The best part of winter is drooling over the seed catalog from Southern Exposure Seed Exchange — or as hubby likes to call it, my farm porn. Their seed sells like hot cakes, so I placed my order last night, thinking this early bird would get lots of worms. Nope. Can’t believe on January 2, they were already out of the onions, tomatoes, and cauliflower I wanted, but more is scheduled to arrive around January 10. So I went ahead with my first attempt at a spring and summer garden calendar, assuming those missing varieties will come through.
Creating a simple Excel spreadsheet, I listed all the fields you see below plus actual planting, transplant, and harvest dates. The planned transplant and harvest times were estimated using SESE’s recommended planting dates and days to maturity for each crop. I may be way off, so that’s why I’m keeping up with when these tasks actually happen. That way, next year’s calendar will be even more accurate.
We’ve only got four tiny raised beds, so we’re trying to maximize every inch of space.
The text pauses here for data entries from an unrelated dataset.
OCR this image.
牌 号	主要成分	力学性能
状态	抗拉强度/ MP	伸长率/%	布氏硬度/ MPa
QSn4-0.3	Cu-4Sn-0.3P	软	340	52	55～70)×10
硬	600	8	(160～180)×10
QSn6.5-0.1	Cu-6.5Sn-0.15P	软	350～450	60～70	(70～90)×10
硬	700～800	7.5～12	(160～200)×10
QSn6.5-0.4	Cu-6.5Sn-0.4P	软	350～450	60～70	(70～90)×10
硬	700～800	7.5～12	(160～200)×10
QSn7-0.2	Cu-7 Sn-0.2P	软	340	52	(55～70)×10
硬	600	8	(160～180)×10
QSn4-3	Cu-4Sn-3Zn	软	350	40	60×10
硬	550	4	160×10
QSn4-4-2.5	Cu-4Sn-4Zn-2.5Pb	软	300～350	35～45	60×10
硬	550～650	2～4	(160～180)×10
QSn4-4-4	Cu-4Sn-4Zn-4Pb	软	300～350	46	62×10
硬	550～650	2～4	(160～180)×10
In the first raised bed, we’ll do carrots followed by summer squash. The second bed will have onions, then winter squash. The front beds will sport a couple of broccoli and cauliflower heads in the spring, then Brussels sprouts later in the year. Because our winters are so mild, I’m going to try to stagger the sprout plantings so we can enjoy them fresh long into the winter. All of the other crops will be in containers.
Hard to believe it’s almost time to convert the kitchen into a greenhouse again. What are you planting this spring, interwebs?